Friday, January 1, 2010

Go-rillaz!!

On November 10th, I climbed into Virunga National Park near a volcano that borders 3 different countries (Uganda, DRC and Rwanda) to spend one hour with the fascinating mountain gorillas. The hike was beautiful, in lush green forest with enough of a trail so that unlike Nyungwe we didn't have to hack a path. It was steady going with breaks every now and again to appreciate the stunning view. I was sceptical about actually seeing any animals because Nyungwe had been such a disappointment when after 2 hours of hiking we were told to stop, unload our equipment and come to look at the massive beasts.

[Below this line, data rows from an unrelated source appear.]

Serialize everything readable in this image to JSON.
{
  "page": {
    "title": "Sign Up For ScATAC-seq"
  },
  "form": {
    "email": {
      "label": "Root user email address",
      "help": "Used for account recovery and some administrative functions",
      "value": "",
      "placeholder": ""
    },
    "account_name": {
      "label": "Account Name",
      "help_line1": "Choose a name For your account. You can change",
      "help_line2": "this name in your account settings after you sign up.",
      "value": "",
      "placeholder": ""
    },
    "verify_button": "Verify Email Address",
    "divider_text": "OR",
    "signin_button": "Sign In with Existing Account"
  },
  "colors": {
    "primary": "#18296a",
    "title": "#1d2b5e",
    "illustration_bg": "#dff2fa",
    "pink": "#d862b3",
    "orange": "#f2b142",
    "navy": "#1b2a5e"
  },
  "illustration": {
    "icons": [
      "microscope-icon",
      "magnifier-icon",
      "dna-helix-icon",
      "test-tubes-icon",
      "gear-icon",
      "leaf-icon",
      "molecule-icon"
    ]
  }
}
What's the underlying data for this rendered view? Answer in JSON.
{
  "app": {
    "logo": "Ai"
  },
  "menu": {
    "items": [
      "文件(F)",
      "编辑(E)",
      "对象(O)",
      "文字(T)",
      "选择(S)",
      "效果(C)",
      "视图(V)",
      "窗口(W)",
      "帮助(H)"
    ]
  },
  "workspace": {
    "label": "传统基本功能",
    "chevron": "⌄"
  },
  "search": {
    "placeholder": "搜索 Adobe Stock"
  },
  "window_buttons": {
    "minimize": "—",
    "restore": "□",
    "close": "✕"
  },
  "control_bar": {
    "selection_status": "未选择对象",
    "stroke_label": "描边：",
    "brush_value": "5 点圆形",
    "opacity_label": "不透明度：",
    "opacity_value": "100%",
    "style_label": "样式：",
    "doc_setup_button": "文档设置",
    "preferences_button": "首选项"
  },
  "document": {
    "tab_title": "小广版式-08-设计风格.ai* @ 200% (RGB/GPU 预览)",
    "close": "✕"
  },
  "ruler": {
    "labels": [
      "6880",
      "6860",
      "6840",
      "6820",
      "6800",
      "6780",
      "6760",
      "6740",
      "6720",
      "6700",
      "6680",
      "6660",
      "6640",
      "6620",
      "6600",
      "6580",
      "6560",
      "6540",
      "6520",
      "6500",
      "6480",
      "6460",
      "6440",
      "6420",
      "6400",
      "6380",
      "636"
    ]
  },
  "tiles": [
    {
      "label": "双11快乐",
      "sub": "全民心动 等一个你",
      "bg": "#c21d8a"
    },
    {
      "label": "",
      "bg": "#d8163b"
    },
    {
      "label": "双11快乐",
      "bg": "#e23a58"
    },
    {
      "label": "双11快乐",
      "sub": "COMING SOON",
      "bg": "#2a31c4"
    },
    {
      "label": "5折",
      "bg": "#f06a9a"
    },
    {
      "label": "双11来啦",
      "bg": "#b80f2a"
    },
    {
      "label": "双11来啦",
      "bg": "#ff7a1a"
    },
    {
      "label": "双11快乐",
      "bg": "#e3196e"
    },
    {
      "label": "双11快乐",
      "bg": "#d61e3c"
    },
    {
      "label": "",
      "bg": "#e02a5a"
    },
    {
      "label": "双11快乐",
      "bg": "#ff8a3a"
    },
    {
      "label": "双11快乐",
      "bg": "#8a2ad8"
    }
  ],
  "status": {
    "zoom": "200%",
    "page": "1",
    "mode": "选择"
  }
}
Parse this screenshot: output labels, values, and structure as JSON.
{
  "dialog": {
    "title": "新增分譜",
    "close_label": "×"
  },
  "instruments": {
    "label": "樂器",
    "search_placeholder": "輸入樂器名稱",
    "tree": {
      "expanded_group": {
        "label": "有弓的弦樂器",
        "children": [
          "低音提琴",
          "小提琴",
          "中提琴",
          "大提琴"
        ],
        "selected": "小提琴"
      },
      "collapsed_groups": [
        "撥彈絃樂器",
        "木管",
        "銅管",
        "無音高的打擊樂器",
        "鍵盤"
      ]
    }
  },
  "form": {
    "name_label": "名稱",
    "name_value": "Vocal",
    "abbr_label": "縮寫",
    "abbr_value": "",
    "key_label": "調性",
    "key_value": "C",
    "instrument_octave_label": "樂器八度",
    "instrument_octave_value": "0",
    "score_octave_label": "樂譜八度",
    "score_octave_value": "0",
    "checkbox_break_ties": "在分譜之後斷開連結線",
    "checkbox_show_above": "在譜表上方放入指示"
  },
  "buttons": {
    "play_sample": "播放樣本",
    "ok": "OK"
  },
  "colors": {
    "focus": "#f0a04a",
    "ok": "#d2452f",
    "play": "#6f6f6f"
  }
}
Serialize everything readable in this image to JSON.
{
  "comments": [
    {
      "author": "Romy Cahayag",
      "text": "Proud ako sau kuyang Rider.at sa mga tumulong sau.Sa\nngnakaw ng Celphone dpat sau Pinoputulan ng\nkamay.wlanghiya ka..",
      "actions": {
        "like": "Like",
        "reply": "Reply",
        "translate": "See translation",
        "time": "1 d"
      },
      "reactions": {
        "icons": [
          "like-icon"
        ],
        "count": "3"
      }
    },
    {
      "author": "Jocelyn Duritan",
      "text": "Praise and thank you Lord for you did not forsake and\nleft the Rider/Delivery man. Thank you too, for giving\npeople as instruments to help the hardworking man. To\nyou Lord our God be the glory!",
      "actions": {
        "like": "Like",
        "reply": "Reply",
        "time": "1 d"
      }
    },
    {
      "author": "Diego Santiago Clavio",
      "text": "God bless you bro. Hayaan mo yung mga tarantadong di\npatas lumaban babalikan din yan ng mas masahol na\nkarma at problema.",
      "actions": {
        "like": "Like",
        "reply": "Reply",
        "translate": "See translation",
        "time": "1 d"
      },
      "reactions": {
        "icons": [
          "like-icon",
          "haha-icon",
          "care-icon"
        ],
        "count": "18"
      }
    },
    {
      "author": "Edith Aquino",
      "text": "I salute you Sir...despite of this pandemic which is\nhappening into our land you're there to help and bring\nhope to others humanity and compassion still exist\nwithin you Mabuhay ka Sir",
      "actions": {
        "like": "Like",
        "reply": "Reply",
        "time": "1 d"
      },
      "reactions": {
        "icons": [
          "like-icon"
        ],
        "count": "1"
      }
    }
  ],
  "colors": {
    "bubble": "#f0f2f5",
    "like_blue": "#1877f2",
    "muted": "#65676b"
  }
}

Seriously. We were about 15ft away from group 13 which included a silverback, several females, adolescents and half a dozen babies. The head of the silverback is what caught my eye first and I kept slapping my friend Charlotte on the arm- Do you see that?! Do you see that?! His head was the size of my microwave, don't know how else to put it- he's just MASSIVE! He was sitting chilling out with his pseudo-family around him. A female missing one hand from an encounter with a trap played nearby with a 2 year old. They wrestled and the little one pounced on her belly. Not sure who was getting the most enjoyment out of the experience the elder or the younger. A set of babies were playing with each other and my earlier jesting about "taking one home" became a somewhat serious consideration as these fuzzy stuffed animals made their cute grunts and did pouncing, somersaults and mini chest-beats. We snapped photos and marveled at the enormity and power encapsulated in the 400 pound sleeping silverback. Part of me wanted to see him do something and part of me was acutely aware that if he woke up and got aggravated in any way, we'd be toast. The guide kept making low guttaral grunts the entire time we were there and encouraged us not to point. When you are an uber-tourist and among five other girls, all you can do is point. Look at that! Did you see what that one just did! It was kinda funny. I couldn't NOT point I was so excited by it.
Then, the most awesome rare thing of all.. they mated. Two adult females had been vying for the sleeping giant's affection. One kept yawning and showing her teeth and the other was kinda sauntering around- you know gorilla flirting. So, big guy wakes up, walks over to the teethy one and proceeds to, you know, do it. The five of us were in fits of laughter and wonder and shock- only Kerry managed to get her camera in order and video the activity. There were strange noises, other gorillas watching too and within minutes a small shudder and it was done. He promptly walked back to his spot, lay down and fell asleep. Best drama of all was the "other woman" who hadn't been chosen threw a bit of a hissy fit, all the while dragging a 2 year old baby on her back. Fascinating! Apparently it is rare to see such an event and we were joking that although we hadn't actually hoped to witness exactly THAT, we should maybe sell our footage to National Geographic. Haha!
The hike down was hilarious. Just as soon as we turned to leave it began to pour rain. We slid, skiied, giggled and slipped our way down the hill. Whereas on the way up we often got caught or stung by the nettles and had to pick our way carefully, the way down was just like a muddy slip n' slide. We couldn't stop laughing though, we had just experienced one of those rare, once in a lifetime moments; an hour with one of the most amazing creatures in the world.